DHS privacy director: We're paying attention

WASHINGTON - Peter Sand, the new director of privacy technology at the U.S. Department of Homeland Security (DHS), walked into a lunch meeting with what could have been a hostile crowd and told privacy advocates the agency is working hard to make sure privacy rights are respected as the DHS fights terrorism.

A privacy discussion is part of every new technology DHS considers, Sand told attendees of the Electronic Privacy Information Center's (EPIC) Freedom 2.0 conference Friday.

"The people who are building technologies really want to talk to the people working on privacy, and that happens on a daily basis," said Sand, who joined the DHS privacy office three weeks ago. The DHS employees working on technologies such as biometrics want to make sure they're complying with privacy regulations before the technology is rolled out, said Sand, a former chief information officer in the Pennsylvania Attorney General's Office.

Sand also encouraged technologists in private industries to develop privacy policies at the same time they develop software, not after the fact. Companies and U.S. agencies need "internal dialogs on privacy to make sure that as we're picking technical standards, we're picking privacy standards," Sand said.

The Transportation Security Administration, part of DHS, has been criticized by some privacy advocates for its efforts to create a new airline passenger screening program, called the Computer Assisted Passenger Pre-Screening System, or CAPPS II. Sand didn't address CAPPS II, and it didn't come up in a brief question-and-answer session, but he followed an introduction by Bruce Schneier, chief technology officer at Counterpane Internet Security Inc., who suggested that law enforcement agencies shouldn't be responsible for monitoring their own privacy procedures.

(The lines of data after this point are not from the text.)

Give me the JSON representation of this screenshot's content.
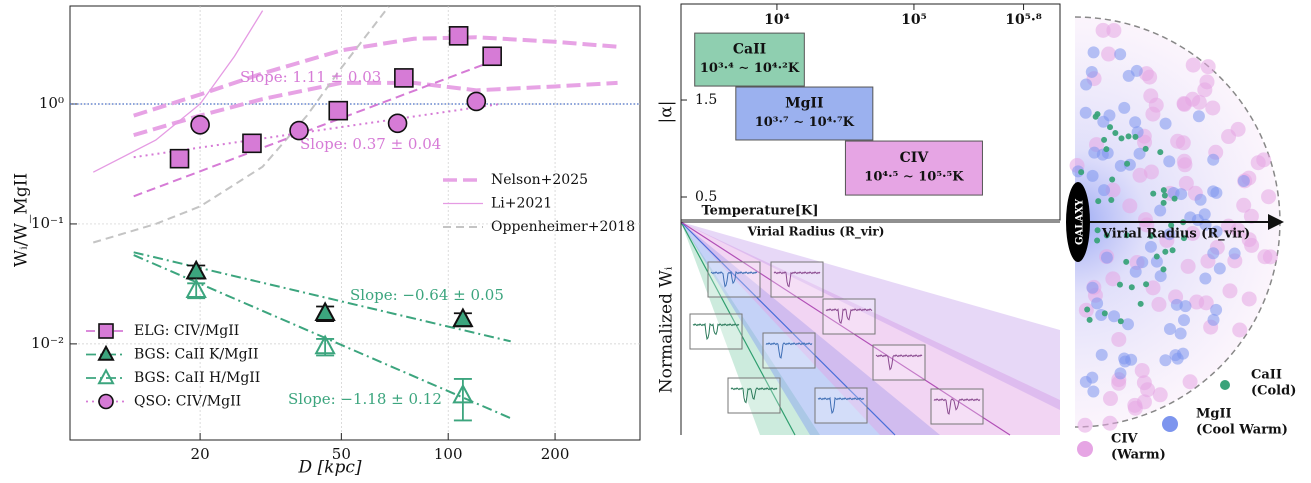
{
  "chart_data": [
    {
      "type": "scatter",
      "xlabel": "D [kpc]",
      "ylabel": "Wᵢ/W_MgII",
      "xscale": "log",
      "yscale": "log",
      "xlim": [
        8.6,
        347
      ],
      "ylim": [
        0.00158,
        6.56
      ],
      "xticks": [
        20,
        50,
        100,
        200
      ],
      "yticks": [
        {
          "value": 0.01,
          "label": "10⁻²"
        },
        {
          "value": 0.1,
          "label": "10⁻¹"
        },
        {
          "value": 1,
          "label": "10⁰"
        }
      ],
      "grid": true,
      "hline": 1,
      "hline_color": "#4a6fc7",
      "legend": "lower left",
      "model_legend": "center right",
      "series": [
        {
          "name": "ELG: CIV/MgII",
          "color": "#d67bd6",
          "marker": "square",
          "filled": true,
          "dash": "9,5",
          "x": [
            17.5,
            28,
            49,
            75,
            107,
            133
          ],
          "values": [
            0.35,
            0.47,
            0.88,
            1.65,
            3.7,
            2.5
          ],
          "errors": [
            0.04,
            0.05,
            0.08,
            0.15,
            0.45,
            0.3
          ]
        },
        {
          "name": "BGS: CaII K/MgII",
          "color": "#3ca57e",
          "marker": "triangle",
          "filled": true,
          "dash": "10,4,2,4",
          "x": [
            19.5,
            45,
            110
          ],
          "values": [
            0.04,
            0.018,
            0.016
          ],
          "errors": [
            0.005,
            0.0025,
            0.002
          ]
        },
        {
          "name": "BGS: CaII H/MgII",
          "color": "#3ca57e",
          "marker": "triangle",
          "filled": false,
          "dash": "10,4,2,4",
          "x": [
            19.5,
            45,
            110
          ],
          "values": [
            0.028,
            0.0095,
            0.0037
          ],
          "errors": [
            0.004,
            0.0015,
            0.0014
          ]
        },
        {
          "name": "QSO: CIV/MgII",
          "color": "#d67bd6",
          "marker": "circle",
          "filled": true,
          "dash": "2,4",
          "x": [
            20,
            38,
            72,
            120
          ],
          "values": [
            0.67,
            0.6,
            0.69,
            1.05
          ]
        }
      ],
      "fits": [
        {
          "x": [
            13,
            140
          ],
          "values": [
            0.17,
            2.4
          ],
          "label": "Slope: 1.11 ± 0.03"
        },
        {
          "x": [
            13,
            150
          ],
          "values": [
            0.058,
            0.0105
          ],
          "label": "Slope: −0.64 ± 0.05"
        },
        {
          "x": [
            13,
            150
          ],
          "values": [
            0.055,
            0.0024
          ],
          "label": "Slope: −1.18 ± 0.12"
        },
        {
          "x": [
            13,
            140
          ],
          "values": [
            0.36,
            1.0
          ],
          "label": "Slope: 0.37 ± 0.04"
        }
      ],
      "models": [
        {
          "name": "Nelson+2025",
          "color": "#e7a3e5",
          "dash": "14,6",
          "width": 4,
          "curves": [
            {
              "x": [
                13,
                20,
                30,
                50,
                80,
                120,
                200,
                300
              ],
              "values": [
                0.8,
                1.2,
                1.8,
                2.8,
                3.5,
                3.6,
                3.3,
                3.0
              ]
            },
            {
              "x": [
                13,
                20,
                30,
                50,
                80,
                120,
                200,
                300
              ],
              "values": [
                0.55,
                0.8,
                1.1,
                1.5,
                1.5,
                1.3,
                1.4,
                1.5
              ]
            }
          ]
        },
        {
          "name": "Li+2021",
          "color": "#e59be3",
          "dash": "",
          "width": 1.3,
          "curves": [
            {
              "x": [
                10,
                15,
                20,
                25,
                30
              ],
              "values": [
                0.27,
                0.5,
                1.0,
                2.5,
                6.0
              ]
            }
          ]
        },
        {
          "name": "Oppenheimer+2018",
          "color": "#c4c4c4",
          "dash": "8,5",
          "width": 2,
          "curves": [
            {
              "x": [
                10,
                15,
                20,
                30,
                40,
                50,
                68
              ],
              "values": [
                0.07,
                0.1,
                0.14,
                0.3,
                0.8,
                2.0,
                6.5
              ]
            }
          ]
        }
      ]
    },
    {
      "type": "range-box",
      "xlabel": "Temperature[K]",
      "ylabel": "|α|",
      "xscale": "log",
      "xlim": [
        1995,
        1164000
      ],
      "ylim": [
        0.263,
        2.49
      ],
      "xticks": [
        {
          "value": 10000,
          "label": "10⁴"
        },
        {
          "value": 100000,
          "label": "10⁵"
        },
        {
          "value": 630957,
          "label": "10⁵·⁸"
        }
      ],
      "yticks": [
        0.5,
        1.5
      ],
      "boxes": [
        {
          "name": "CaII",
          "range_label": "10³·⁴ ∼ 10⁴·²K",
          "color": "#8fcfb0",
          "x": [
            2512,
            15849
          ],
          "y": [
            1.644,
            2.19
          ]
        },
        {
          "name": "MgII",
          "range_label": "10³·⁷ ∼ 10⁴·⁷K",
          "color": "#9bb1ef",
          "x": [
            5012,
            50119
          ],
          "y": [
            1.088,
            1.634
          ]
        },
        {
          "name": "CIV",
          "range_label": "10⁴·⁵ ∼ 10⁵·⁵K",
          "color": "#e6a5e4",
          "x": [
            31623,
            316228
          ],
          "y": [
            0.52,
            1.077
          ]
        }
      ]
    }
  ],
  "schematic": {
    "xlabel": "Virial Radius (R_vir)",
    "ylabel": "Normalized Wᵢ"
  },
  "halo": {
    "galaxy": "GALAXY",
    "axis_label": "Virial Radius (R_vir)",
    "legend": [
      {
        "name": "CaII",
        "note": "(Cold)",
        "color": "#3aa37a"
      },
      {
        "name": "MgII",
        "note": "(Cool Warm)",
        "color": "#7d95ee"
      },
      {
        "name": "CIV",
        "note": "(Warm)",
        "color": "#e6a5e4"
      }
    ]
  }
}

Law enforcement and antiterrorism agencies have no incentive to engage the public in a debate on the trade-offs between law enforcement and privacy if they believe they're doing a good job at protecting privacy, Schneier said. "You don't want to put a justice organization in charge of justice trade-offs, because they'll always want more," he said.

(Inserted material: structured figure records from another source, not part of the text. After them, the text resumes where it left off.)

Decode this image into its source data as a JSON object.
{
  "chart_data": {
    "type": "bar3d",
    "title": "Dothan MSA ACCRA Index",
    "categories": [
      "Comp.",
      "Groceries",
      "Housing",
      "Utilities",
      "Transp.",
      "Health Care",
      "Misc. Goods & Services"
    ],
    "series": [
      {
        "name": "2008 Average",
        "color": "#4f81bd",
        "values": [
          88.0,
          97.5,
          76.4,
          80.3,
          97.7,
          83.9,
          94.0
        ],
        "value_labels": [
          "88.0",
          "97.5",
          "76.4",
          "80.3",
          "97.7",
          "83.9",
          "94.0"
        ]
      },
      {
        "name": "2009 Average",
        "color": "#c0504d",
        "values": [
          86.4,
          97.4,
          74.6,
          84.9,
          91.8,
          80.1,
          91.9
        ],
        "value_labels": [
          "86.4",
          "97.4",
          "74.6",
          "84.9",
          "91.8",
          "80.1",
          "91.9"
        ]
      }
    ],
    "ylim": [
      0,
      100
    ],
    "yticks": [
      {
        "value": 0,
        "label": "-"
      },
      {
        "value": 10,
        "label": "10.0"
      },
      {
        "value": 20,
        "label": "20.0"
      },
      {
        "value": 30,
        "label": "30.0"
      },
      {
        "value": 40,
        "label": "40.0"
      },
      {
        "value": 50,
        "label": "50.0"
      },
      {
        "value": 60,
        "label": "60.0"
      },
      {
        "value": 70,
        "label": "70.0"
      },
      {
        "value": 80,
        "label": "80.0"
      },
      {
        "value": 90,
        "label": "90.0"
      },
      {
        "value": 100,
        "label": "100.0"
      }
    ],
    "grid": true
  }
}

Sand defended the DHS privacy office by saying the office has to report to the U.S. Congress as well as to the agency director. The privacy office "in a very real way is an independent office within DHS," he said.

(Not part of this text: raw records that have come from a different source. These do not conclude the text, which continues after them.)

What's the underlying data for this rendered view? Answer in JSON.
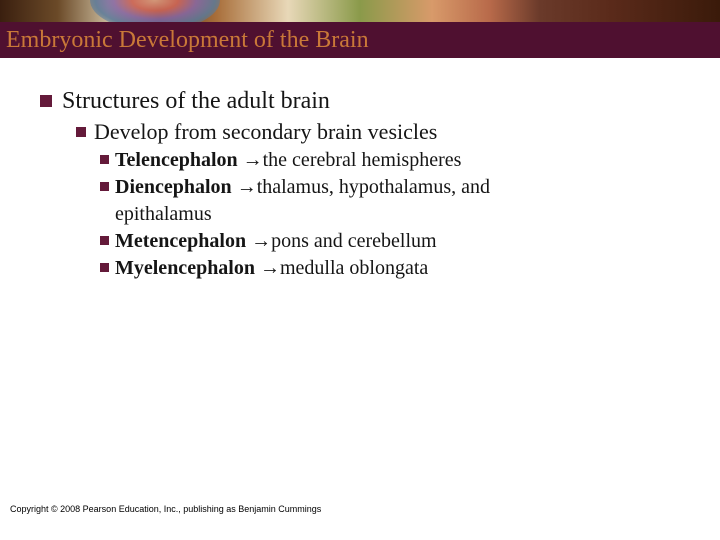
{
  "colors": {
    "title_bar_bg": "#4f1030",
    "title_text": "#c97838",
    "bullet": "#641a3a",
    "body_text": "#151515"
  },
  "title": "Embryonic Development of the Brain",
  "lvl1": "Structures of the adult brain",
  "lvl2": "Develop from secondary brain vesicles",
  "items": [
    {
      "term": "Telencephalon ",
      "arrow": "→",
      "rest": "the cerebral hemispheres"
    },
    {
      "term": "Diencephalon ",
      "arrow": "→",
      "rest": "thalamus, hypothalamus, and",
      "cont": "epithalamus"
    },
    {
      "term": "Metencephalon ",
      "arrow": "→",
      "rest": "pons and cerebellum"
    },
    {
      "term": "Myelencephalon ",
      "arrow": "→",
      "rest": "medulla oblongata"
    }
  ],
  "copyright": "Copyright © 2008 Pearson Education, Inc., publishing as Benjamin Cummings"
}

DHS has to comply with the Privacy Act of 1974, which requires U.S. agencies to comply with requests from U.S. residents about what information is being collected about them, Sand said. Along with the Freedom of Information Act, which allows U.S. residents to request agency documents, and the E-Government Act of 2002, which focuses on how electronic data is collected, the agency has strong rules in place requiring it to protect privacy, Sand said.

U.S. agencies will find the right balance between privacy and security, and debates about the line between the two are healthy, Sand said. "It's the difference between 'could' versus 'should,'" he said. "There's a lot of things we could do, but the question is, should we do them?"

The climate in the U.S. right now is a "perfect storm" combination of emerging powerful technologies like biometrics and the effort to fight terrorism, Sand said.

U.S. residents need to be able to feel they have the space to be free, he added. "The challenge is how to balance the protection of that space without losing the progress we've had in the information age," he said.